Of all the insights Hall shares in his book, I like best those shared with him by the sculptor Henry Moore, expressed at age 80. “The secret of life is to have a task, something you devote your entire life to, something you bring everything to, every minute of the day for your whole life. And the most important thing is –  – it must be something you cannot possibly do!”

To me, this statement suffers from exaggeration but, still, it expresses a vital ideal, namely being passionate about something. Yes, it is easier for artists than for the rest of us to commit themselves entirely to one quest. But, those elders among us who have found such a similar ideal in whatever they do are indeed fortunate.

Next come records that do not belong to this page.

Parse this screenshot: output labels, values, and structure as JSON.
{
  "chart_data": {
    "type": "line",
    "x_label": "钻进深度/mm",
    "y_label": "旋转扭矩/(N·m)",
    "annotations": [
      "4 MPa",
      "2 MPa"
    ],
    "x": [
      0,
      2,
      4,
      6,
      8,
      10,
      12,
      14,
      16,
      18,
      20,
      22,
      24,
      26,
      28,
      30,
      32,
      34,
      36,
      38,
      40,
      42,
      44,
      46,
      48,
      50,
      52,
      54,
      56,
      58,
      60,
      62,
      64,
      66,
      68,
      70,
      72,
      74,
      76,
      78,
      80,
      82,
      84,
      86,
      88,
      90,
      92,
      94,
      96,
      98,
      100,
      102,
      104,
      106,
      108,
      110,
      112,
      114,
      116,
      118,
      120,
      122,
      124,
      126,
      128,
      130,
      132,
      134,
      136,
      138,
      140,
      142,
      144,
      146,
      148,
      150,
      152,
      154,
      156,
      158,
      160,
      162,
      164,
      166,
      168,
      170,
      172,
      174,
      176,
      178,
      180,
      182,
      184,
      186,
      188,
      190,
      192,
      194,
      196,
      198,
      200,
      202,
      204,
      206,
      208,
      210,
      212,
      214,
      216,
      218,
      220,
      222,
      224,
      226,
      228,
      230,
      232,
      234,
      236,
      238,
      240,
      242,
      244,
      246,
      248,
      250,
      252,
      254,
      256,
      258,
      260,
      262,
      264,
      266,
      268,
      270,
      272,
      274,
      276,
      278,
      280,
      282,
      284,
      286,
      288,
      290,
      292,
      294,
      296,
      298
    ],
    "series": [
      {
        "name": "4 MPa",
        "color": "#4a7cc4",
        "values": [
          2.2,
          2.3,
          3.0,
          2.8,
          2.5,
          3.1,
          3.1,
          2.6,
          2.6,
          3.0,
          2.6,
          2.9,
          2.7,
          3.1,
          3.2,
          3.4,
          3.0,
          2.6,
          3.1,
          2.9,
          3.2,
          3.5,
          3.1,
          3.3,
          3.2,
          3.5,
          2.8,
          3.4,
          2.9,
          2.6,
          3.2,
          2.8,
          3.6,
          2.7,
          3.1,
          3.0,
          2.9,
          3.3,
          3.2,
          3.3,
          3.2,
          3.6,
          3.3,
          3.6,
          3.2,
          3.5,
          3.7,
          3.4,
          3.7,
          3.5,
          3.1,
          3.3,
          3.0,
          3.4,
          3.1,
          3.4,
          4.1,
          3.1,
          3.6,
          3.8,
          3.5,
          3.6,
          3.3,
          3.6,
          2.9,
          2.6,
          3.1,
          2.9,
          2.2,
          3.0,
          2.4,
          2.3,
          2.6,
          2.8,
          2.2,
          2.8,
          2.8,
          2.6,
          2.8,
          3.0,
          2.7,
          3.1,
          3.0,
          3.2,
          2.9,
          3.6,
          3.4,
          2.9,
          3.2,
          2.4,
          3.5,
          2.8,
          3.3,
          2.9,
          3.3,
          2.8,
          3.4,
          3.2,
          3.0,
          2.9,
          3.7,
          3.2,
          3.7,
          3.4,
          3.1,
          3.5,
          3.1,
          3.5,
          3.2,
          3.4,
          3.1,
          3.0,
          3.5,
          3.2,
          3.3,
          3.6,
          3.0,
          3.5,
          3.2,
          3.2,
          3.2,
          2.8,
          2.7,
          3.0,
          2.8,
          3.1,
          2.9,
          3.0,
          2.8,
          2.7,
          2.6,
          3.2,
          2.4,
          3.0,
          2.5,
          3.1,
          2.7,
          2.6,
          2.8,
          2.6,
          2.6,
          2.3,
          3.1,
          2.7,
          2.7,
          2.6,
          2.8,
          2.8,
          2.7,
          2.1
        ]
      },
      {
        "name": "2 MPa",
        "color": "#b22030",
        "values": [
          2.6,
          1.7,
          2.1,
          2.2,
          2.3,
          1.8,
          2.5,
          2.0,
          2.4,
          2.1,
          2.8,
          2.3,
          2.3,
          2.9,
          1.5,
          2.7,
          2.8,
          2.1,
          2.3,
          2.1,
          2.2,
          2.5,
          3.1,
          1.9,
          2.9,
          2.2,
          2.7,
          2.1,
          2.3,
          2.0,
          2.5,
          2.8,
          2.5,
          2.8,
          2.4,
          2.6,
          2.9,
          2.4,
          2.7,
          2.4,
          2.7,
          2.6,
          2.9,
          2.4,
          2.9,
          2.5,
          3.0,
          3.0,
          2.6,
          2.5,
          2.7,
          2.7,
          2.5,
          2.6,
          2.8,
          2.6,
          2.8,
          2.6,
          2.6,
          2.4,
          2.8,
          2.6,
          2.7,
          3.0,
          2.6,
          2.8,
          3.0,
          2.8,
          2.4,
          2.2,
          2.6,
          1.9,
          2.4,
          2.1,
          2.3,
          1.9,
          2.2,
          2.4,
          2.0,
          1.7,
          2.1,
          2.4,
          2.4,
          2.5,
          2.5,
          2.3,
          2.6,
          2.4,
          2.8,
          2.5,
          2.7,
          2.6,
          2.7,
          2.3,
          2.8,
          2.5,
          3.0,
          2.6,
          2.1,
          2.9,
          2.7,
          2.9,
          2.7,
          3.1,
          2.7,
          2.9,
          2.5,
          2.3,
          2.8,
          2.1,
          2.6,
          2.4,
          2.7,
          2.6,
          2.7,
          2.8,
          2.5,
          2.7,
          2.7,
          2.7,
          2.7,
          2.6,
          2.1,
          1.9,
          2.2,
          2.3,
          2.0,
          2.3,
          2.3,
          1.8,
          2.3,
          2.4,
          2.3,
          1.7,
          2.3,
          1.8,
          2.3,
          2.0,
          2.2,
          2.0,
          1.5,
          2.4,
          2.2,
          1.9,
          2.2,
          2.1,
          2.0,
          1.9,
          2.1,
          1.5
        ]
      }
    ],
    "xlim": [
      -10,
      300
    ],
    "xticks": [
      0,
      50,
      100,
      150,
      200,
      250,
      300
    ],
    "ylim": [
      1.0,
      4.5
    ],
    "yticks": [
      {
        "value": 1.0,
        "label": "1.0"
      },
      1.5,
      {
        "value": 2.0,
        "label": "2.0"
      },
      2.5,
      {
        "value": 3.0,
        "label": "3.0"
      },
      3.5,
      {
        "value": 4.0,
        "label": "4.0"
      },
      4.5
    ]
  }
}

Hall also caught my attention when he wrote about a byproduct of work: “Contentment is work so engrossing that you do not know you are working.” And he adds: “You are only content when you have no notion of contentment.”

In my working life, there is nothing that pleases me more than getting lost in a project. Forgetting about myself, becoming wrapped up in what I am doing, losing all sense of time – these are my most precious experiences in work. Unfortunately, they are altogether too rare.

Would that more of us in later life – – yes in retirement – – could find activities that can bear this kind of meaning. Many of us, to be sure, have learned to reshape retirement to make of it a time of flourishing, in both our inner and outer lives. Work may mean something quite different now from what it meant when we were paid for the job we did: it may even have more significance for our lives at this point.